Officer disagrees with parole board recommendation - WMC Action News 5 - Memphis, Tennessee

Officer disagrees with parole board recommendation

Fifteen years ago, a West Memphis family watched on as a jury sentenced a man to life in prison without parole for the murder of one of their own.

Now, a high-ranking police officer there says the state parole board has no business recommending that he be released.

Assistant Police Chief Mike Allen has strong words for the Arkansas Parole Board.

"To me, that's an injustice," he says.

Allen was new to the West Memphis police force in 1989. The murder of Yvonne Parker was one of his first cases.

And the fact that her killer, Charles Bradford, has been recommended for clemency after getting a life sentence, makes him angry.

Police found Bradford brutally stabbed parker to death and then robbed her. "To be able to say without contacting the family, without contacting the police department, having little or no facts other than that he's been a model inmate for the past 15 years is a slap in the face for a Crittenden County Jury."

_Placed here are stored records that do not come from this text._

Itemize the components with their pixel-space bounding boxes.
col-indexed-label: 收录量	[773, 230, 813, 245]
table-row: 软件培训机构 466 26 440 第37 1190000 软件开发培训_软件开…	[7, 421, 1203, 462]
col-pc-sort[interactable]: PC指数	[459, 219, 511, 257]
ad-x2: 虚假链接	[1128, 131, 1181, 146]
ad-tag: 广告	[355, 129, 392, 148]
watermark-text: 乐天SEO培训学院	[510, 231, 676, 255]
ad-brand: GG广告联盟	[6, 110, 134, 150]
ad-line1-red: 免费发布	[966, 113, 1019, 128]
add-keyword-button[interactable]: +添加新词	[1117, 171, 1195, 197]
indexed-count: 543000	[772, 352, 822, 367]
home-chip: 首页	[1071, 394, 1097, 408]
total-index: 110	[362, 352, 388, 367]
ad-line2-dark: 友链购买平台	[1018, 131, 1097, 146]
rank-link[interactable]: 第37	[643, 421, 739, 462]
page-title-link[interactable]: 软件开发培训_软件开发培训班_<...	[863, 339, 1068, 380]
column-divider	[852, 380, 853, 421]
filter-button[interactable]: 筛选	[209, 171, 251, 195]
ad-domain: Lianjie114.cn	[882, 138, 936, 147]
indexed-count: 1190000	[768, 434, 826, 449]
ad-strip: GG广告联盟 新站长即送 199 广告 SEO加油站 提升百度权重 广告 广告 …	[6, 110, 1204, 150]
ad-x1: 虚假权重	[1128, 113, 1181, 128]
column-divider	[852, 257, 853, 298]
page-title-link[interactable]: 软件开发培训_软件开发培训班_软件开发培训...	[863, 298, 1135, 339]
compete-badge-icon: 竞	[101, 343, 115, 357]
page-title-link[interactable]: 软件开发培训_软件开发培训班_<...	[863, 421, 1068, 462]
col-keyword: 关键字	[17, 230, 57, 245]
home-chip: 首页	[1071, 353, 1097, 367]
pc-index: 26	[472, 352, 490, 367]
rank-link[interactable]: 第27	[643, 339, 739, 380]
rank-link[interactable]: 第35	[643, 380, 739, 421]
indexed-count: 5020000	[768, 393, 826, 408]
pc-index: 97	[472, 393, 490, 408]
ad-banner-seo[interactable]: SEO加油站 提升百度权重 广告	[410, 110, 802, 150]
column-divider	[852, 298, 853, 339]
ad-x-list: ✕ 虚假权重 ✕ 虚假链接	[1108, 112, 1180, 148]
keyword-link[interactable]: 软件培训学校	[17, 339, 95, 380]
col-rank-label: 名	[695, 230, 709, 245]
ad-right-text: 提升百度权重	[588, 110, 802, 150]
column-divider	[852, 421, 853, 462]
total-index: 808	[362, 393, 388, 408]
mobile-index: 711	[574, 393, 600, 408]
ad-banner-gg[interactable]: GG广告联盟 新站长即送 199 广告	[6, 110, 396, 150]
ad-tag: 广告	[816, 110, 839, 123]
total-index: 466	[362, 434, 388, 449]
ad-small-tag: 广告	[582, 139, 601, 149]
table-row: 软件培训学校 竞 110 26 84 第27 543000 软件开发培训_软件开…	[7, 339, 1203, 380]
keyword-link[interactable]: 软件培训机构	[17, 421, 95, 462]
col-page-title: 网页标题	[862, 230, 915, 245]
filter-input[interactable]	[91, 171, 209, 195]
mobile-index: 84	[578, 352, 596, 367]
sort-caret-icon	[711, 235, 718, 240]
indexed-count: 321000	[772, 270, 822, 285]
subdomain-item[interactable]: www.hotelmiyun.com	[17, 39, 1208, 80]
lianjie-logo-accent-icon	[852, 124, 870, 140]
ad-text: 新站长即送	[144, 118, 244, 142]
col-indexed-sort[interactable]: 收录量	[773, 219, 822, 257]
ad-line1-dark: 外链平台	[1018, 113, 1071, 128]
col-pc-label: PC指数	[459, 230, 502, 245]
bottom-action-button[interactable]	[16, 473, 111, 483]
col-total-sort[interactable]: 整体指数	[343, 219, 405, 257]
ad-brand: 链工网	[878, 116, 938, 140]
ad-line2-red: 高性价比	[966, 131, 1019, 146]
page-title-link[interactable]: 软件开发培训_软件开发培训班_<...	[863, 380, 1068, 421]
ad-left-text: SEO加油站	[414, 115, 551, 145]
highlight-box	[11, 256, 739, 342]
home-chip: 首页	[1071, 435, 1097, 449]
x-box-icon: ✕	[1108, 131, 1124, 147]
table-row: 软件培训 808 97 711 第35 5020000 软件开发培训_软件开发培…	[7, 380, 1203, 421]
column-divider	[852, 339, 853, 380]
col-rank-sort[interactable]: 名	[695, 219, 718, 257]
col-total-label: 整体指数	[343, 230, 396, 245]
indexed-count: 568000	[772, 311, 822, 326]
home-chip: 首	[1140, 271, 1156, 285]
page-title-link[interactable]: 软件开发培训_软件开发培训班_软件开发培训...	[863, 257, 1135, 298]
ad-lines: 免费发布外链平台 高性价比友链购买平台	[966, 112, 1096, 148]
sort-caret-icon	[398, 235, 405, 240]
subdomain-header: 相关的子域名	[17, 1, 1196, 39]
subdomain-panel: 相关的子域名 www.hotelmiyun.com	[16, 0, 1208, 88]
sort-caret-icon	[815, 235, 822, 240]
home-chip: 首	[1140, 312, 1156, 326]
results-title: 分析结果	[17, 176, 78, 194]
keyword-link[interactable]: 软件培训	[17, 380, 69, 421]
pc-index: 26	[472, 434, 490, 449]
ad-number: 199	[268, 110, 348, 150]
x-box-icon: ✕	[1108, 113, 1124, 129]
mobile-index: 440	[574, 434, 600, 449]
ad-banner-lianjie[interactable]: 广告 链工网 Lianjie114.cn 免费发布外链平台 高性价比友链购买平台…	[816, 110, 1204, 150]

Action News Five spoke with Yvonne Parker's family three days before Christmas, when they first got the news that Parker's killer might catch a break. "No he do not deserve a second chance. She ain't got no second chance. She got a grand baby now she don't even see," her sister told us.

But they're angry - and Allen is angry - that the Parole Board never heard their side of the story. State corrections officials say they sent a letter to a family member, but the address they used is no longer current.

Allen says Parole Board procedures need fixing. "It says clemency means kindness, mercy, forgiveness and leniency and from what I can remember from that crime scene in 1989, Charles Bradford gave this woman no kindness, mercy, forgiveness and leniency."

We tried reaching the Parole Board spokesperson today but our calls weren't returned.

The Governor has eight months to act on that recommendation.